To be clear, their one trick pony example is about the Australian crocodile industry clinically sidestepping the fact that Australia’s GDP per capita is US$52,000 compared to Cambodia’s GDP per capita at US$1,500, Viet Nam’s US$2,800 and Thailand’s US$7,200. Similarly, the fact that the combined population of the three countries is 7-times the Australian population is conveniently ignored.

Also ignored by CITES are the luxury brands frankly meaningless in-house, voluntary certification schemes, which have grown in recent decades as the independent global regulator has been impoverished to the point of being useless. The fact that the CITES regulator provided an exemption for captive bred species under Article VII, paragraph 4, right from the time it came into force, in 1975, is just one example of the loopholes that need to be addressed by a review and the modernisation of the CITES convention. As a reminder the CITES convention has had just one review since it came into force in 1975, that single review happened in 1994.

Any future review must consider the purpose of captive breeding of Appendix I species Article VII, paragraph 4. Why? Because currently CITES makes no stipulation about deriving any conservation or community benefit from such operations. As long as ‘sustainable use’ that benefits wild populations and local communities remains an accidental outcome of trade and CITES processes, rather than formally built into the regulation process, any examples touted by CITES or the IUCN should be seen for what they really are – propaganda to further the ‘sustainable use’ agenda.

Captive breeding of wild animals is big business.

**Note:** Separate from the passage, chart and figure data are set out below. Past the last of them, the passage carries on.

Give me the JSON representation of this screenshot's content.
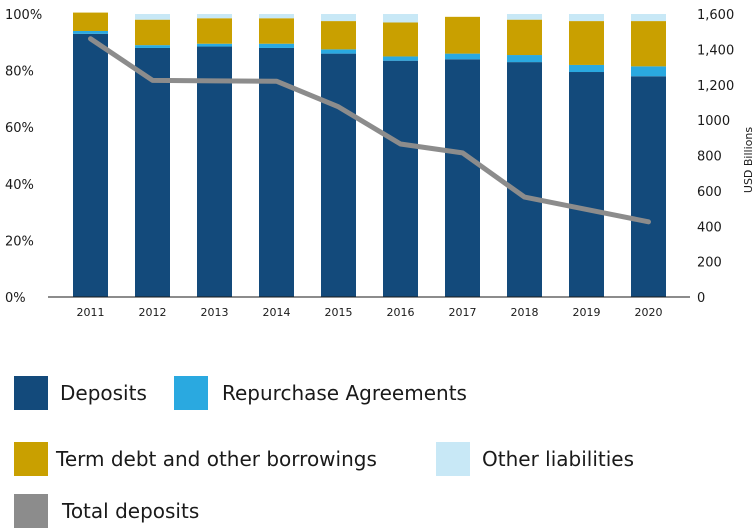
{
  "chart_data": {
    "type": "bar",
    "stacked": true,
    "percent_stacked": true,
    "categories": [
      "2011",
      "2012",
      "2013",
      "2014",
      "2015",
      "2016",
      "2017",
      "2018",
      "2019",
      "2020"
    ],
    "series": [
      {
        "name": "Deposits",
        "color": "#134a7b",
        "values": [
          93,
          88,
          88.5,
          88,
          86,
          83.5,
          84,
          83,
          79.5,
          78
        ]
      },
      {
        "name": "Repurchase Agreements",
        "color": "#2aa9e0",
        "values": [
          1,
          1,
          1,
          1.5,
          1.5,
          1.5,
          2,
          2.5,
          2.5,
          3.5
        ]
      },
      {
        "name": "Term debt and other borrowings",
        "color": "#c9a000",
        "values": [
          6.5,
          9,
          9,
          9,
          10,
          12,
          13,
          12.5,
          15.5,
          16
        ]
      },
      {
        "name": "Other liabilities",
        "color": "#c8e8f6",
        "values": [
          -0.5,
          2,
          1.5,
          1.5,
          2.5,
          3,
          -0.2,
          2,
          2.5,
          2.5
        ]
      }
    ],
    "line_series": {
      "name": "Total deposits",
      "color": "#8c8c8c",
      "axis": "right",
      "values": [
        1460,
        1225,
        1222,
        1220,
        1075,
        865,
        815,
        565,
        495,
        425
      ]
    },
    "y_left": {
      "ticks": [
        "0%",
        "20%",
        "40%",
        "60%",
        "80%",
        "100%"
      ],
      "ylim": [
        0,
        100
      ]
    },
    "y_right": {
      "label": "USD Billions",
      "ticks": [
        "0",
        "200",
        "400",
        "600",
        "800",
        "1000",
        "1,200",
        "1,400",
        "1,600"
      ],
      "ylim": [
        0,
        1600
      ]
    },
    "legend_position": "bottom",
    "grid": false
  },
  "legend": [
    {
      "label": "Deposits",
      "color": "#134a7b"
    },
    {
      "label": "Repurchase Agreements",
      "color": "#2aa9e0"
    },
    {
      "label": "Term debt and other borrowings",
      "color": "#c9a000"
    },
    {
      "label": "Other liabilities",
      "color": "#c8e8f6"
    },
    {
      "label": "Total deposits",
      "color": "#8c8c8c"
    }
  ]
}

At the start of the pandemic 20,000 captive breeding facilities were closed in China alone and many more in other countries. While this isn’t all about species listed under CITES for trade restrictions, it is important to consider 1) that the legal trade is consuming these species, effectively unmonitored and unregulated, at an alarming rate and 2) it takes on average 12 years for a species to be protected by CITES once that species is identified by the IUCN Red List as being threatened by trade; some species have already been waiting up to 24 years to be listed under CITES after first being identified by the IUCN Red List.

Species are listed on CITES Appendix I only when the wild population is under extreme threat, like the white and black rhinoceros. The exemption under Article VII, paragraph 4 to allow commercial trade in such species can lead to perverse conservation outcomes, as with the Siamese crocodile. Moves by the private rhino owners in South Africa to push for commercial trade of rhino horn under this exemption should be seen for what they are – a simple play to make a profit.

In the same way as the Siamese crocodile was harvested from the wild to stock crocodile farms in the 1950s, rhino farms in South Africa are stocked with animals purchased from the countries national parks. The selling off to private owners was of course done under the banner of ‘conservation’ when poaching reached sky-high levels between 2012 and 2018.

It is hard for the likes of CITES and the IUCN to try to continue to legitimise the ‘sustainable use’ model as a way to conserve wild populations. The landmark May 2019 IPBES report into the global extinction crisis debunked the sustainable use ideology when it confirmed that direct exploitation for trade is the most important driver of decline and extinction risk for marine species and the second most important driver for terrestrial and freshwater species.

To try to maintain support for the sustainable use model, in the face of the growing belief that sustainability is being oversold and mostly greenwashing, CITES and the IUCN have changed the focus to legal trade in endangered species being used for poverty alleviation in communities living next to key wildlife populations.

Focusing on minuscule payments to local communities in a handful of cases clinically sidesteps the fact that globally it is conservatively estimated that over US$1 Trillion in capital flight and tax evasion flows out of developing countries every year to secrecy jurisdictions worldwide.

Without modernising CITES this situation is not going to change and we will continue to legally sellout wildlife and the natural world.